Beim Blick auf die Anzeigetafel nach Spielende konnte man aus Sicht des 1. FC Union Berlin nichts Positives erkennen. Was im sechsten Bundesliga-Auswärtsspiel bei Borussia Dortmund gut begann, endete in einer 0:6 (0:2)-Klatsche, die am Ende nur noch schmerzte und bei der die Eisernen zum Aufbaugegner für zuvor einen angeschlagenen Gegner wurden. Im Kampf um den Klassenerhalt wird das beim Blick auf die bislang gute Tordifferenz doppelt bitter. Doch erst einmal muss dieses 0:6 schnell aus den Köpfen der Spieler.

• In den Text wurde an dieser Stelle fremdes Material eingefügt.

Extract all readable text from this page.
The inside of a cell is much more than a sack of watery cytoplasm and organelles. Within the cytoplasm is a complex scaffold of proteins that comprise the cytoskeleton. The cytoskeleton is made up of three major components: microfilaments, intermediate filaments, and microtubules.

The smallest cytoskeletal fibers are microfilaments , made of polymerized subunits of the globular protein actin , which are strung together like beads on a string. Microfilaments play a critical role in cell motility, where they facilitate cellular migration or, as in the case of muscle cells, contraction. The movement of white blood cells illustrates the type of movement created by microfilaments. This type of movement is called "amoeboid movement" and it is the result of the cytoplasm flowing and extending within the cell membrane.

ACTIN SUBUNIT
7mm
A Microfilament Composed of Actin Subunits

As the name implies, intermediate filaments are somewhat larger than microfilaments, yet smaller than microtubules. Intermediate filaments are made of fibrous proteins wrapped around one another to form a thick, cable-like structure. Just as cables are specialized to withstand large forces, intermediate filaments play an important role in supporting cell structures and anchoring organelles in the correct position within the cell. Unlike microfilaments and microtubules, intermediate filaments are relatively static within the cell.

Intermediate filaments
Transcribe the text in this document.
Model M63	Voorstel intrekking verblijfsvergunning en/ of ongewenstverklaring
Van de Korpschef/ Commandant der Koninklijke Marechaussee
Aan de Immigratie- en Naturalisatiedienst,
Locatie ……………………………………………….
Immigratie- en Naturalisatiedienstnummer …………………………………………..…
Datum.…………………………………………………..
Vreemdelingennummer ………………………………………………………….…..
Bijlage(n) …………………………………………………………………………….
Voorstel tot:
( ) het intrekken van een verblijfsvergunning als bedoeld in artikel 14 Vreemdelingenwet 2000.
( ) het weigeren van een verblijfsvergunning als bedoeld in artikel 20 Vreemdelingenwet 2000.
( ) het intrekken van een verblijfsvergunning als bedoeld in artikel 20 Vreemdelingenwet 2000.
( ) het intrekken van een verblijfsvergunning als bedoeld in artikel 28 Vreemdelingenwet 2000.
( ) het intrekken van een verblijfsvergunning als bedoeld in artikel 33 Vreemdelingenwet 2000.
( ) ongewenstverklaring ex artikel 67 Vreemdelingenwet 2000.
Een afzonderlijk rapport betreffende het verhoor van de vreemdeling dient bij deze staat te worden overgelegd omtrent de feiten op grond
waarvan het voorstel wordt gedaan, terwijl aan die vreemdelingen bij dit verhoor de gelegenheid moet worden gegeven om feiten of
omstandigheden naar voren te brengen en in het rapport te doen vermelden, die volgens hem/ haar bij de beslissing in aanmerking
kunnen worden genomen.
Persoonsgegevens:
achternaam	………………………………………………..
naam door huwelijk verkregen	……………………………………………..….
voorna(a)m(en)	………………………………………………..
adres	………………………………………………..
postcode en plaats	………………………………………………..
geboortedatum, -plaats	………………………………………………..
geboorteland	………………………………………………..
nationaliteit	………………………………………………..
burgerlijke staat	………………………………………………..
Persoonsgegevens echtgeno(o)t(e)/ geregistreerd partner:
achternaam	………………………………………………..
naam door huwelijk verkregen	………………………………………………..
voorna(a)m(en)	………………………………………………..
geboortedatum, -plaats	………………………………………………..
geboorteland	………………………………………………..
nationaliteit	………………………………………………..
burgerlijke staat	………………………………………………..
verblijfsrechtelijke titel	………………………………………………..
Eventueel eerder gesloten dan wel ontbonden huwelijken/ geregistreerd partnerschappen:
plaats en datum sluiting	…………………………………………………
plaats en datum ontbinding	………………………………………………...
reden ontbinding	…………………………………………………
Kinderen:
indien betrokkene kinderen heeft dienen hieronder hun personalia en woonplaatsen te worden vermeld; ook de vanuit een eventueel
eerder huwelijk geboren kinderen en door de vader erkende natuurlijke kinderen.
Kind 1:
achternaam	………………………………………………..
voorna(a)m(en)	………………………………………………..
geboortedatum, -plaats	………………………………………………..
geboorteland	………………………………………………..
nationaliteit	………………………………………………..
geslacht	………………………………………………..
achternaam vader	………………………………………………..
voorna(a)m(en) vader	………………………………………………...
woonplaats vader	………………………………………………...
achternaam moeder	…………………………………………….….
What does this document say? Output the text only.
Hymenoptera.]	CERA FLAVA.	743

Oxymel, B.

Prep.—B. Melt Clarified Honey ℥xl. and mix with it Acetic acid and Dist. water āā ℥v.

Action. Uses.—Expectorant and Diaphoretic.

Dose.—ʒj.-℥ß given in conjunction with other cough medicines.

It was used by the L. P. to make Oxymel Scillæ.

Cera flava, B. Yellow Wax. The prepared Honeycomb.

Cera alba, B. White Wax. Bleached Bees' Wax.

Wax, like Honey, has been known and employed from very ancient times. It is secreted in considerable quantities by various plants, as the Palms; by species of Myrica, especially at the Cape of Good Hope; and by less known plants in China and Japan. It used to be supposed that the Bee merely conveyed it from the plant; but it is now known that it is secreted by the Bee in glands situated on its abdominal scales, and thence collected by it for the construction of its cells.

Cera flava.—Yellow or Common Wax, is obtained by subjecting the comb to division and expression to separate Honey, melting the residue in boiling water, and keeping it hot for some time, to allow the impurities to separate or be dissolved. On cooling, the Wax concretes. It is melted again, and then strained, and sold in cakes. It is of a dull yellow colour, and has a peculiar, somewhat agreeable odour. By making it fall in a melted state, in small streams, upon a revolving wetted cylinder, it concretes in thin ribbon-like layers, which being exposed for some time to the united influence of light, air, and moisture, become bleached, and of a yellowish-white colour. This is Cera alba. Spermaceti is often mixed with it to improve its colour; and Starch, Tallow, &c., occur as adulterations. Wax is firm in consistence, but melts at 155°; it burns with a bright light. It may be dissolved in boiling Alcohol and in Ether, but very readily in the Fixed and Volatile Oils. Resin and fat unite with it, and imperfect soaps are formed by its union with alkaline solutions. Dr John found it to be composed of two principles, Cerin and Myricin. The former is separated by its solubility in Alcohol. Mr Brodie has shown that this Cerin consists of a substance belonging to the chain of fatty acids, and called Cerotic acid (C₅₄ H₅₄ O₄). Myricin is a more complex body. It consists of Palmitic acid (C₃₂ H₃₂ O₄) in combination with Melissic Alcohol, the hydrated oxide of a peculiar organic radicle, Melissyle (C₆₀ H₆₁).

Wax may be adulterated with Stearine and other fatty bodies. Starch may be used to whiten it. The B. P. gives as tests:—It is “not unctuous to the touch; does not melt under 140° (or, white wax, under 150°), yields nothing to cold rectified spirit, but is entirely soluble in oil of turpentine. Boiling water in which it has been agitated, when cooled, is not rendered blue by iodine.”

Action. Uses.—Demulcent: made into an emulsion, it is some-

Steffen Baumgart und Niko Kovac erst seit wenigen Wochen im Amt
Von diesem Ergebnis war im Vorfeld nicht auszugehen: Dortmunds Geschäftsführer tippte im Vorfeld auf einen knappen 2:1-Sieg. Im Duell Borussia Dortmund gegen den 1. FC Union Berlin stand eher das Aufeinandertreffen zweier Trainer, die die jeweiligen Vereine noch gar nicht so lange betreuen, im Fokus. Steffen Baumgart ist im Vergleich zu als Niko Kovac, der erst Anfang Februar in Dortmund von Nuri Sahin übernommen hat, immerhin seit Jahresbeginn in Köpenick schon etwas länger für seine Mannschaft verantwortlich. Beide eint, über das Spiel vom Samstagabend hinaus, die Aufgabe, an ihren jeweiligen Standorten die Vorgaben zu erfüllen.
Hier wie dort fehlte den Verantwortlichen unter den vorherigen Trainern die Stabilität über die Saison hinweg, vor allem aber stimmten die Ergebnisse nicht. Bei den Eisernen war die Welt nach dem 2:1-Hinspielsieg gegen den BVB noch in Ordnung, ehe sich dreieinhalb Wochen später die sportliche Lage drehte. Aus Sicht der damals unterlegenen Borussen kristallisierte sich hingegen diese Niederlage keineswegs als Ausrutscher heraus, sondern war nur eine von vor der Partie insgesamt neun Pleiten, welche die Dortmunder nach den anderen Ergebnissen vom Nachmittag vor dem Anpfiff auf den zwölften Platz der Bundesliga abrutschen ließen.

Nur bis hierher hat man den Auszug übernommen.